# SIP Grimm



## Fenghuang (Dec 28, 2012)

My girlfriend found him dead in his tank last night. It was sudden; cause of death is unknown, but his tankmate looks normal. /:

Goodbye, pretty boy.


----------



## Skyewillow (Dec 28, 2012)

Oh no! I'm so sorry to hear it, Fenghuang! -hug-


----------



## Agility4fun (Nov 16, 2012)

Awe, so sorry.


----------



## Fenghuang (Dec 28, 2012)

Thanks, guys. The gf is really broken up about it. /:


----------



## Tabbie82 (Jan 24, 2013)

Aw, I am so sorry! That's awful.


----------



## Fenghuang (Dec 28, 2012)

Something good did happen today. I woke up at 3 in the morning to find frantic messages from her, saying that Grimm had died last night. She was beyond upset about it because she knew how emotionally attached I am to all my animals. 
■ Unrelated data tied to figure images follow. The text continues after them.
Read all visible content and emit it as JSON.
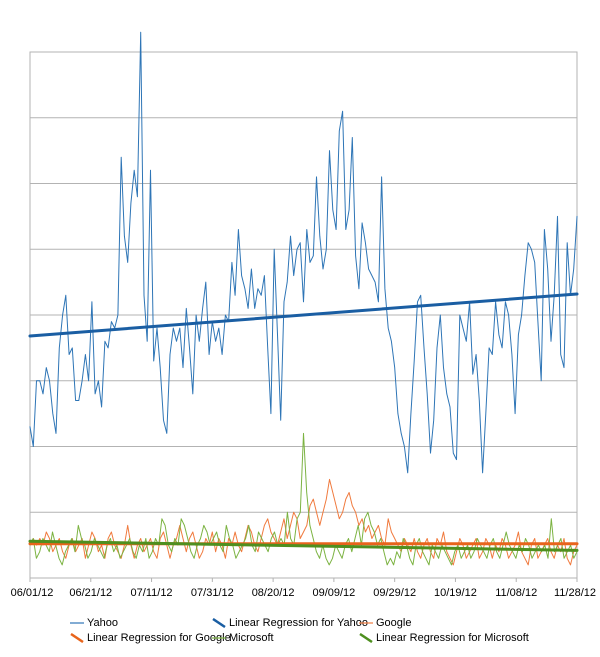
{
  "chart_data": {
    "type": "line",
    "title": "",
    "xlabel": "",
    "ylabel": "",
    "x_tick_labels": [
      "06/01/12",
      "06/21/12",
      "07/11/12",
      "07/31/12",
      "08/20/12",
      "09/09/12",
      "09/29/12",
      "10/19/12",
      "11/08/12",
      "11/28/12"
    ],
    "x_range_days": [
      0,
      180
    ],
    "y_tick_labels": [],
    "ylim": [
      0,
      8
    ],
    "grid": "horizontal",
    "legend_position": "bottom",
    "series": [
      {
        "name": "Yahoo",
        "color": "#2e75b6",
        "values": [
          2.3,
          2.0,
          3.0,
          3.0,
          2.8,
          3.2,
          3.0,
          2.5,
          2.2,
          3.5,
          4.0,
          4.3,
          3.4,
          3.5,
          2.7,
          2.7,
          3.0,
          3.4,
          3.0,
          4.2,
          2.8,
          3.0,
          2.6,
          3.6,
          3.5,
          3.9,
          3.8,
          4.0,
          6.4,
          5.2,
          4.8,
          5.7,
          6.2,
          5.8,
          8.3,
          4.3,
          3.6,
          6.2,
          3.3,
          3.8,
          3.2,
          2.4,
          2.2,
          3.4,
          3.8,
          3.6,
          3.8,
          3.2,
          4.1,
          3.5,
          2.8,
          4.0,
          3.6,
          4.1,
          4.5,
          3.4,
          3.9,
          3.6,
          3.8,
          3.4,
          4.0,
          3.9,
          4.8,
          4.3,
          5.3,
          4.6,
          4.4,
          4.1,
          4.7,
          4.1,
          4.4,
          4.3,
          4.6,
          3.5,
          2.5,
          5.0,
          3.7,
          2.4,
          4.2,
          4.5,
          5.2,
          4.6,
          5.0,
          5.1,
          4.2,
          5.3,
          4.8,
          4.9,
          6.1,
          5.2,
          4.7,
          5.0,
          6.5,
          5.6,
          5.3,
          6.8,
          7.1,
          5.3,
          5.6,
          6.7,
          4.9,
          4.4,
          5.4,
          5.1,
          4.7,
          4.6,
          4.5,
          4.2,
          6.1,
          4.4,
          3.8,
          3.6,
          3.2,
          2.5,
          2.2,
          2.0,
          1.6,
          2.5,
          3.3,
          4.2,
          4.3,
          3.5,
          2.8,
          1.9,
          2.4,
          3.5,
          4.0,
          3.2,
          2.8,
          2.6,
          1.9,
          1.8,
          4.0,
          3.8,
          3.6,
          4.2,
          3.1,
          3.4,
          2.7,
          1.6,
          2.5,
          3.5,
          3.4,
          4.2,
          3.7,
          3.5,
          4.2,
          4.0,
          3.4,
          2.5,
          3.7,
          4.0,
          4.6,
          5.1,
          5.0,
          4.8,
          3.9,
          3.0,
          5.3,
          4.7,
          3.6,
          4.3,
          5.5,
          3.4,
          3.2,
          5.1,
          4.3,
          4.7,
          5.5
        ]
      },
      {
        "name": "Linear Regression for Yahoo",
        "color": "#1a5ea3",
        "values": [
          3.68,
          4.32
        ]
      },
      {
        "name": "Google",
        "color": "#f07a3e",
        "values": [
          0.5,
          0.6,
          0.5,
          0.6,
          0.5,
          0.7,
          0.6,
          0.4,
          0.5,
          0.6,
          0.4,
          0.3,
          0.5,
          0.6,
          0.4,
          0.5,
          0.6,
          0.3,
          0.5,
          0.7,
          0.6,
          0.4,
          0.5,
          0.3,
          0.6,
          0.7,
          0.5,
          0.4,
          0.3,
          0.5,
          0.8,
          0.5,
          0.3,
          0.5,
          0.6,
          0.4,
          0.5,
          0.6,
          0.4,
          0.3,
          0.6,
          0.7,
          0.5,
          0.3,
          0.5,
          0.6,
          0.8,
          0.6,
          0.4,
          0.6,
          0.7,
          0.5,
          0.3,
          0.4,
          0.6,
          0.5,
          0.7,
          0.4,
          0.6,
          0.5,
          0.3,
          0.6,
          0.5,
          0.7,
          0.5,
          0.4,
          0.6,
          0.8,
          0.7,
          0.5,
          0.4,
          0.6,
          0.8,
          0.9,
          0.7,
          0.6,
          0.5,
          0.7,
          0.9,
          0.6,
          0.8,
          1.0,
          0.9,
          0.6,
          0.7,
          0.8,
          1.1,
          1.2,
          1.0,
          0.8,
          1.0,
          1.2,
          1.5,
          1.3,
          1.1,
          0.9,
          1.0,
          1.2,
          1.3,
          1.1,
          1.0,
          0.8,
          0.9,
          0.7,
          0.8,
          0.6,
          0.7,
          0.8,
          0.6,
          0.5,
          0.9,
          0.7,
          0.6,
          0.5,
          0.4,
          0.6,
          0.5,
          0.4,
          0.6,
          0.4,
          0.3,
          0.5,
          0.6,
          0.4,
          0.3,
          0.6,
          0.5,
          0.7,
          0.4,
          0.3,
          0.2,
          0.4,
          0.6,
          0.5,
          0.3,
          0.4,
          0.5,
          0.6,
          0.3,
          0.4,
          0.6,
          0.5,
          0.3,
          0.5,
          0.4,
          0.6,
          0.5,
          0.3,
          0.4,
          0.5,
          0.7,
          0.4,
          0.3,
          0.2,
          0.5,
          0.6,
          0.3,
          0.4,
          0.5,
          0.6,
          0.4,
          0.3,
          0.5,
          0.4,
          0.6,
          0.3,
          0.2,
          0.4,
          0.5
        ]
      },
      {
        "name": "Linear Regression for Google",
        "color": "#e8641c",
        "values": [
          0.52,
          0.52
        ]
      },
      {
        "name": "Microsoft",
        "color": "#7cb342",
        "values": [
          0.5,
          0.6,
          0.3,
          0.4,
          0.6,
          0.5,
          0.4,
          0.7,
          0.5,
          0.3,
          0.2,
          0.4,
          0.5,
          0.6,
          0.4,
          0.8,
          0.6,
          0.5,
          0.3,
          0.4,
          0.6,
          0.5,
          0.4,
          0.3,
          0.5,
          0.6,
          0.4,
          0.5,
          0.3,
          0.4,
          0.5,
          0.6,
          0.4,
          0.3,
          0.5,
          0.4,
          0.6,
          0.3,
          0.4,
          0.6,
          0.5,
          0.9,
          0.8,
          0.5,
          0.4,
          0.6,
          0.5,
          0.9,
          0.8,
          0.6,
          0.4,
          0.3,
          0.5,
          0.6,
          0.8,
          0.7,
          0.5,
          0.6,
          0.7,
          0.5,
          0.4,
          0.8,
          0.6,
          0.5,
          0.3,
          0.4,
          0.5,
          0.6,
          0.8,
          0.5,
          0.4,
          0.7,
          0.6,
          0.5,
          0.4,
          0.6,
          0.7,
          0.5,
          0.6,
          0.5,
          1.0,
          0.6,
          0.5,
          0.9,
          1.0,
          2.2,
          1.3,
          0.8,
          0.6,
          0.4,
          0.3,
          0.5,
          0.3,
          0.2,
          0.3,
          0.5,
          0.4,
          0.3,
          0.5,
          0.6,
          0.4,
          0.6,
          0.8,
          0.5,
          0.9,
          1.0,
          0.8,
          0.7,
          0.5,
          0.6,
          0.4,
          0.2,
          0.3,
          0.2,
          0.4,
          0.3,
          0.6,
          0.5,
          0.3,
          0.2,
          0.5,
          0.6,
          0.4,
          0.3,
          0.2,
          0.5,
          0.4,
          0.3,
          0.5,
          0.4,
          0.3,
          0.2,
          0.4,
          0.5,
          0.3,
          0.4,
          0.5,
          0.3,
          0.4,
          0.6,
          0.5,
          0.4,
          0.3,
          0.5,
          0.6,
          0.4,
          0.3,
          0.5,
          0.7,
          0.5,
          0.4,
          0.3,
          0.5,
          0.4,
          0.6,
          0.5,
          0.3,
          0.4,
          0.5,
          0.4,
          0.5,
          0.3,
          0.9,
          0.4,
          0.5,
          0.6,
          0.3,
          0.4,
          0.5,
          0.3,
          0.4
        ]
      },
      {
        "name": "Linear Regression for Microsoft",
        "color": "#4e8f1f",
        "values": [
          0.56,
          0.42
        ]
      }
    ]
  }
}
This afternoon, she had gone to her LFS for their new shipment of plants and fell in love with this blue and white boy. She sent me pictures and I commented that I liked him. Later, I found out that she went back and bought him.


----------



## MattsBettas (Dec 18, 2012)

Sip Grimm. He was a very pretty boy. I know it is not like you can just replace him, but finding a nice one soon after is a bit of a blessing.


----------



## Fenghuang (Dec 28, 2012)

I could not agree more, Matt. Thank you.


----------



## Skyewillow (Dec 28, 2012)

Aww, she's a sweetie!


----------



## Fenghuang (Dec 28, 2012)

Yup, she is the best. She really cheered me up.


----------